3rd International Volunteer Brigade (Hexbear gaming discord)
Rules
Dune: spice wars. Pirated. It's neat, does stuff with a stale genre.
Stormworks I want to get back into but I've been too busy.
I just got a 3d printer too
Can you elaborate on Dune Spice Wars a bit? Curious about that game but haven't quite committed the bandwidth to it yet
What is the same if I've played C&C Generals or Dawn of War: So, there is some base building and real time unit command with health, armour, ranged units/buffs etc. This part is not super deep on its own. After that, it deviates from the standard RTS fare. Timeframe is roughly Supreme Commander medium maps (slower than starcraft or C&C, faster than HoI or Stellaris). Rushing is almost impossible (if units are just moving somewhere, they run out of supply if they're not close to a friendly village). I'm slowly doing one mission per night while my meds kick in. Just setting expectations.
Multiple paths to victory!
Each path to victory comes with a bunch of shenanigans with its associated mechanic. With CHOAM shares you can do a pump and dump, with Landsraad you can get subsidies or hand out penalties etc.
You kinda have to spec into one or two depending on your comfort levels and sometimes the mission will bar you from some or give you a different one.
Multiple factions!
Diplomacy is every match!
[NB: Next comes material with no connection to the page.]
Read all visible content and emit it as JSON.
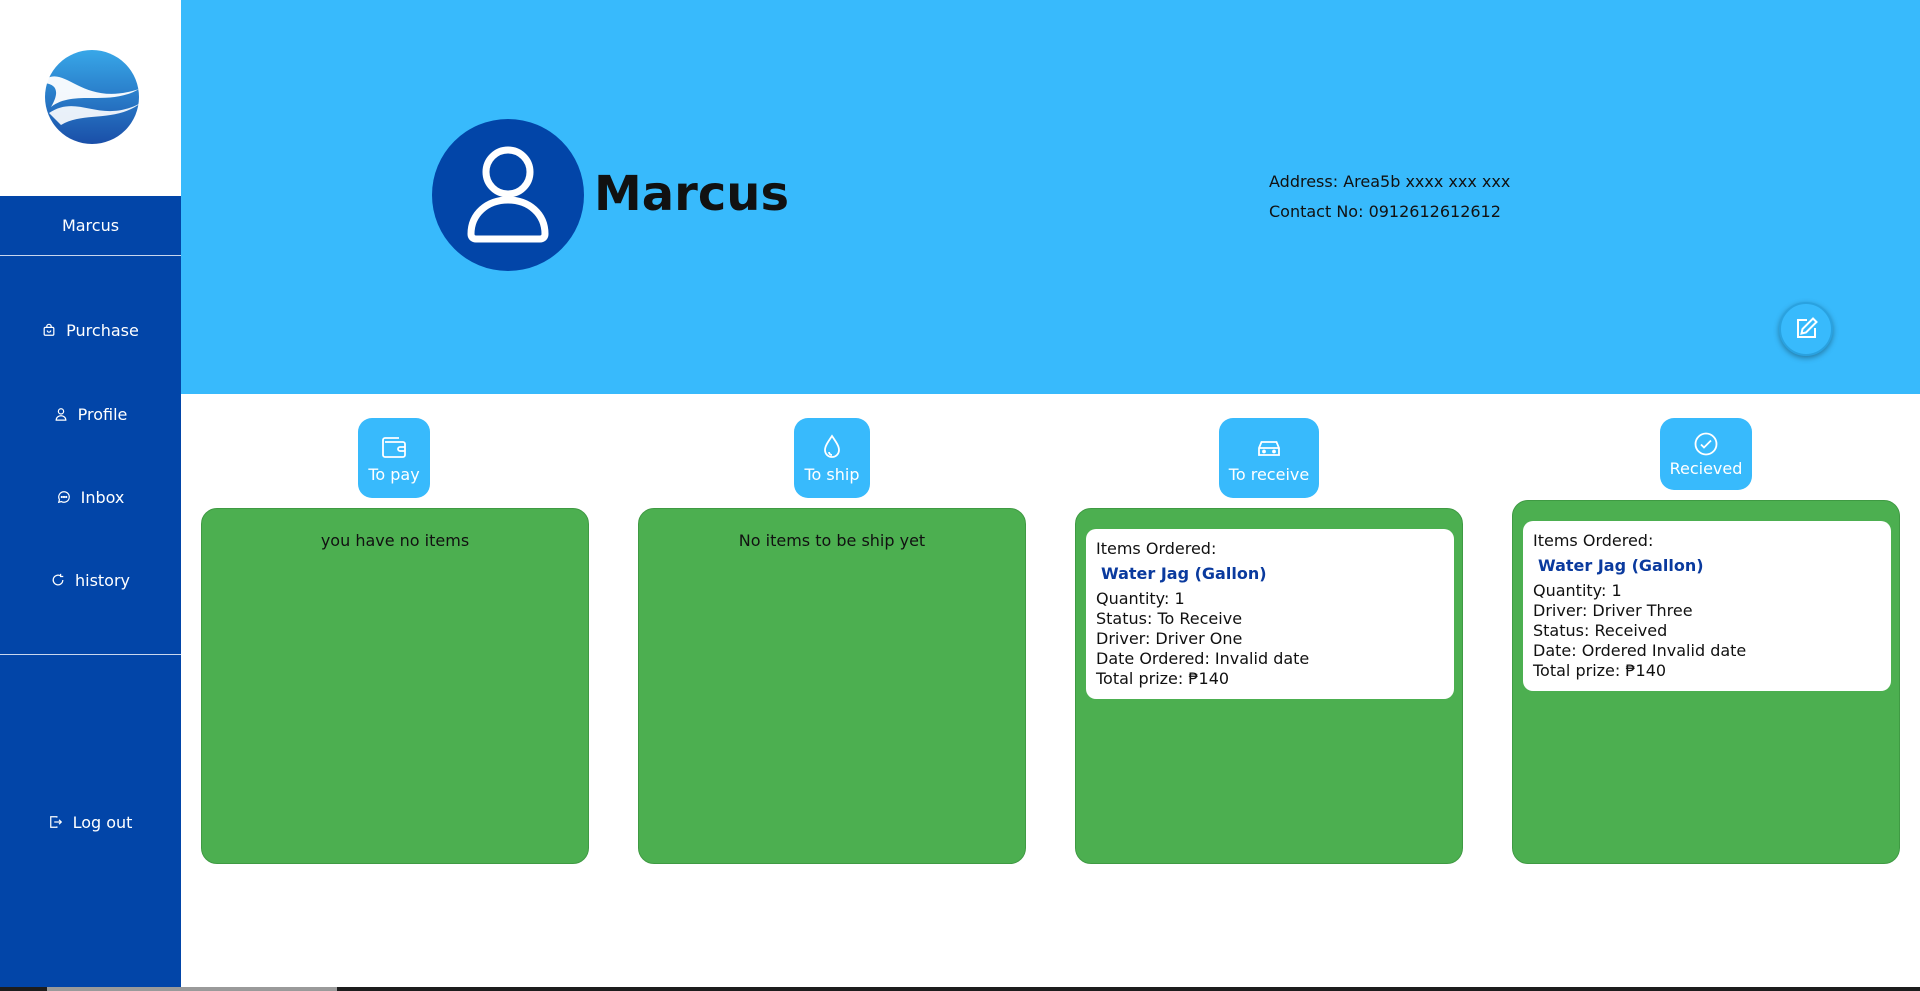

You want to win, so allying long term usually means your one AI ally will become your major rival. So pretty much every game involves some diplomancy. There's some treaties and stuff. Not as fleshed out.
Dawn of War: Dark Crusade style campaign. Each full map game comes with different little bonuses that you can invest in. Also, losing one game doesn't knock you out of the campaign. (I lost 3 games in my current campaign and am looking at victory). There's a bit of positive feedback here, but I think the AI faction does too.
You have to capture towns, which will usually have a couple of units defending. This has a 4X-but-real-time feel. To get to another faction militarily, you generally have to have friendly villages all the way up to their territory. You need to generate "Authority" resource
Definitely sounds interesting enough for me to check out. Thanks for taking the time to write this up. I'll probably give the game a shot over the weekend as it seems like something that will probably be up my alley.